Fifth Annual Women and Identities in Gaming Symposium

This year’s keynote address was delivered by Assistant Professor of Entertainment and Media Studies at the University of Georgia Shira Chess.
Photo by David Baldwin.

To explore diversity in the gaming community, Lawrence University Gaming Club and the Gender Studies program sponsored the fifth annual Women and Identities in Gaming Symposium. The symposium was held in the Warch Campus Center Cinema from 12:30 p.m. to 4 p.m.

Assistant Professor of Entertainment and Media Studies at the University of Georgia Shira Chess was the keynote speaker of the event. Her lecture was focused on her book, “Ready Player Two: Women Gamers and Designed Identity.”

Chess started off her talk by bringing up the question of who plays video games and who is considered a gamer. “In reality,” said Chess, “it isn’t who actually plays video games, but what the impression of the typical gamer is” that matters to the gaming industry. The main point of Chess’s lecture was how the gaming industry makes games for certain people and the different ways that this is done.

Chess’ lecture also centered around designed identity and women’s leisure.
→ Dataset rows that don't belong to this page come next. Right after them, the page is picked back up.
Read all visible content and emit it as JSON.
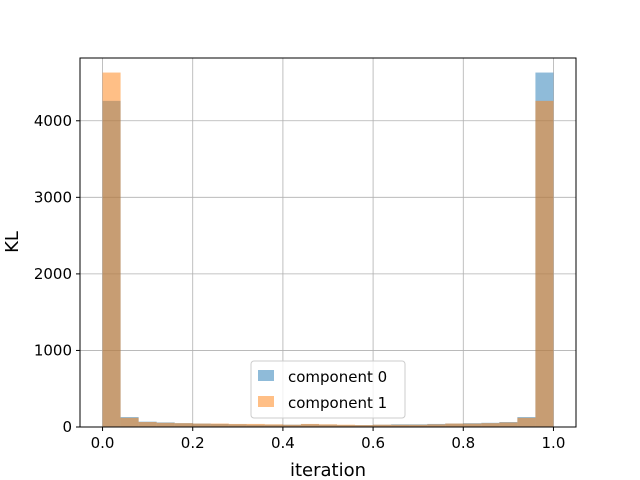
{
  "chart_data": {
    "type": "bar",
    "subtype": "histogram-overlay",
    "xlabel": "iteration",
    "ylabel": "KL",
    "xlim": [
      -0.05,
      1.05
    ],
    "ylim": [
      0,
      4820
    ],
    "xticks": [
      0.0,
      0.2,
      0.4,
      0.6,
      0.8,
      1.0
    ],
    "xtick_labels": [
      "0.0",
      "0.2",
      "0.4",
      "0.6",
      "0.8",
      "1.0"
    ],
    "yticks": [
      0,
      1000,
      2000,
      3000,
      4000
    ],
    "ytick_labels": [
      "0",
      "1000",
      "2000",
      "3000",
      "4000"
    ],
    "grid": true,
    "legend_position": "lower-center",
    "bins": 25,
    "bin_range": [
      0,
      1
    ],
    "series": [
      {
        "name": "component 0",
        "color": "#1f77b4",
        "alpha": 0.5,
        "values": [
          4260,
          130,
          70,
          60,
          50,
          45,
          40,
          35,
          30,
          30,
          30,
          35,
          30,
          25,
          25,
          30,
          35,
          35,
          40,
          45,
          50,
          55,
          65,
          130,
          4630
        ]
      },
      {
        "name": "component 1",
        "color": "#ff7f0e",
        "alpha": 0.5,
        "values": [
          4630,
          120,
          65,
          55,
          50,
          45,
          45,
          40,
          40,
          35,
          30,
          40,
          35,
          30,
          25,
          30,
          30,
          30,
          35,
          45,
          45,
          50,
          60,
          120,
          4260
        ]
      }
    ]
  }
}
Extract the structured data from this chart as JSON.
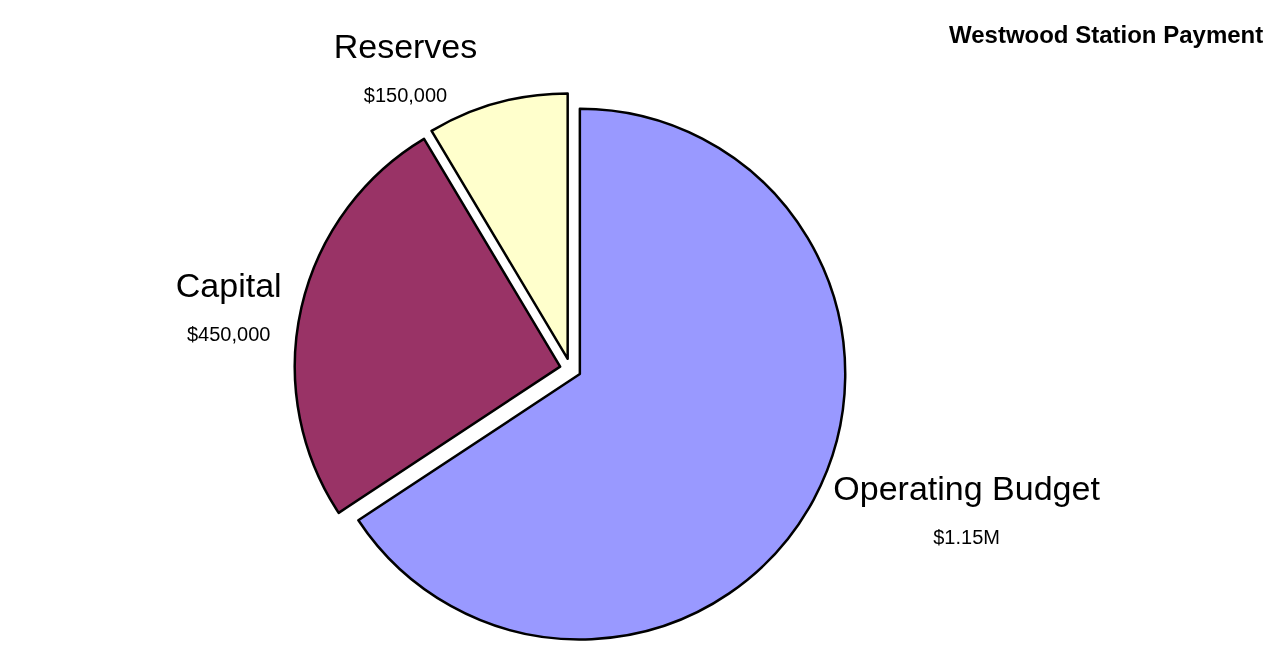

Chess explained that designed identity is the way that gaming media enforces what the ideal woman should look like and how she should act. This idea of who the ideal woman is also plays into beliefs of how women should spend their leisure time.

According to Chess, designed identity affects games aimed at women in four main ways. Chess defined these four ways as playing with time, playing with emotions, playing with money and playing with body. The idea that designed identity plays with time in games designed for women was Chess’s first point. In most of the games designed for women, Chess pointed out, it is assumed that women do not have much time to play games. Many of these games are made so that they can be paused at any moment and have time limits built in. This has created a genre that Chess called time management games.

Emotions factor into designing games for women as well, and Chess pointed out that the emotions present in these games would not be found in other types of games. One example of how games for women differ was how hearts are used as symbols. In many games, hearts symbolize how much energy, or life, the player has left. In games designed for women, like the time management game “Diner Dash,” hearts represent how satisfied the person you are serving in the game is. Chess stated that this use of hearts represents the idea that women want to be responsible for the emotions of others, rather than themselves.

How money is involved in games designed for women was Chess’s third point. Chess started this section by showing a commercial for a gaming store, which centered around a woman purchasing games for other people. Chess said that this has long been a factor in video games, because women have often been expected to buy these games, but expected not to use them.

Another way that designed identity plays with money in games designed for women is how some of these games make a significant amount of money. One example that Chess gave was “Kim Kardashian: Hollywood” which has been one of the highest grossing mobile games. Free games like this, Chess said, allow diversity a spot in gaming without it being considered a legitimate form of gaming.

The final point Chess made was how designed identity factors into the bodies used in games. How the body of the character you are playing appears, how many female characters in video games are sexualized and how, in many games designed for women, the character being played as is often not human or not present on the screen at all.

After Chess’ talk, alumnus Alec Dumas ‘19 delivered a lecture titled “Hold Onto Anything: Representation and Reconstituting the Self in Night in the Woods” at 2:00 p.m.

The symposium was concluded at 3 p.m. by a panel discussion that included Chess and students from the Lawrence University Gaming Club.